[ClusterLabs] Antw: Antw: Re: Never join a list without a problem...

Thu Mar 9 08:57:54 CET 2017

>>> Jeffrey Westgate <Jeffrey.Westgate at arkansas.gov> schrieb am 08.03.2017 um 16:58
in Nachricht
<A36B14FA9AA67F4E836C0EE59DEA89C4015B217056 at CM-SAS-MBX-07.sas.arkgov.net>:
> Ok. 
> 
> Been running monit for a few days, and atop (running a script to capture an 
> atop output every 10 seconds for an hour, rotate the log, and do it again; 
> runs from midnight to midnight, changes the date, and does it again).  I 
> correlate between the atop logs, nagios alerts, and monit, to try to find a 
> trigger.  Like trying to find a particular snowflake in Alaska in January.
> 
> Have had a handful of episodes with all the monitors running.  We have 
> determined nothing. Nothing significantly changes from normal/regular to high 
> host load.

What does that mean?: Are you detecting high load, but no culprit? or are you failing to detect high load?

> 
> It's a VMWare/ESXi-hosted VM, so we moved it to a different host and 
> different datastore (so, effectively new CPU, memory, nic, disk, video... 
> basically all "new" hardware.  still have episodes.

I some driver does not cheat on I/O, a slow device should also be indicated by high load.

> 
> Was running the "VMWare provided" vmtools.  removed and replaced with 
> open-vm-tools this morning.  just had another episode.

Have you tried without? I know VMware demands them, but...
And if you are running them, can't you also monitor the performance from vCenter (or so)?

> 
> was running atop interactively when the episode started - the only thing that 
> seems to change is the hostload goes up.  momentary spike in "avio" for the 
> disk -- all the way up to 25 msecs. lasted for one ten-second slice from atop.
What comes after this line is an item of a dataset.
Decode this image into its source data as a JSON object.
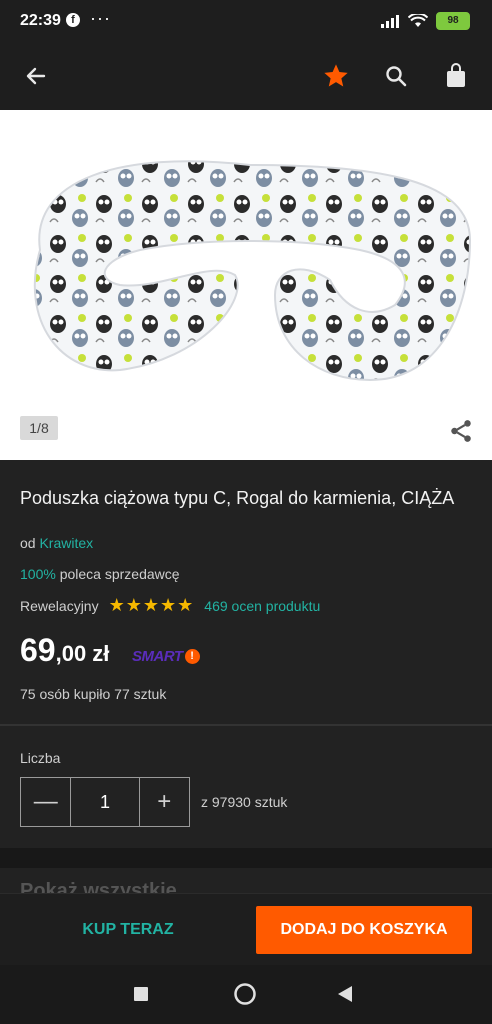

Your VMware isn't migrating VMs for fun, does it?

> 
> no zombies, no wait, no spike in network, transport, mem use, disk 
> reads/writes... nothing I can see (and by I, I mean "we" as we have three 
> people looking)
> 
> I've got other boxes running the same OS - updated them at the same time, so 
> patch level is all same.  No similar issues.  The only thing I have different 
> is these two are running pacemaker, corosync, keepalived.  maybe when they 
> were updated, they need a library I don't have? 
> 
> running     /usr/sbin/iotop -obtqqq > /var/log/iotop.log -- no red flags there.  
> so - not OS, not IO, not hardware (virtual as it is...) ... only leaves 
> software.

Hmm...

> 
> Maybe pacemaker is just incompatible with:
> 
> Scientific Linux release 6.5 (Carbon)
> kernel  2.6.32-642.15.1.el6.x86_64

Oh, from which museum is that? ;-) The SLES11 SP4 kernel is also quite old, but it is 3.0.101 at least...

> 
> ??
> 
> At this point it's more of a curiosity than an out and out problem, as 
> performance does not seem to be impacted noticeably.  Packet-in, packet-out 
> seems unperturbed. Same cannot be send for us administrators...

If it's not agianst your political conviction, you could try one of these: openSUSE Leap 42.2 (free), SLES11 SP4 (eval license), SLES 12 SP2 (eval license). The SLES eval license gives you free updates for 60 days (no ther limit known), and possibly a free call from the sales representative afterwads ;-) Not that plain SLES does not include cluster stuff (it's in the HA component licensed separately). For simplicity you could use the "SLES for SAP applications" variant that is bundled with the HA stuff (that's what we use), and you can do a "SAP-free installation" of course ;-)

Regards,
Ulrich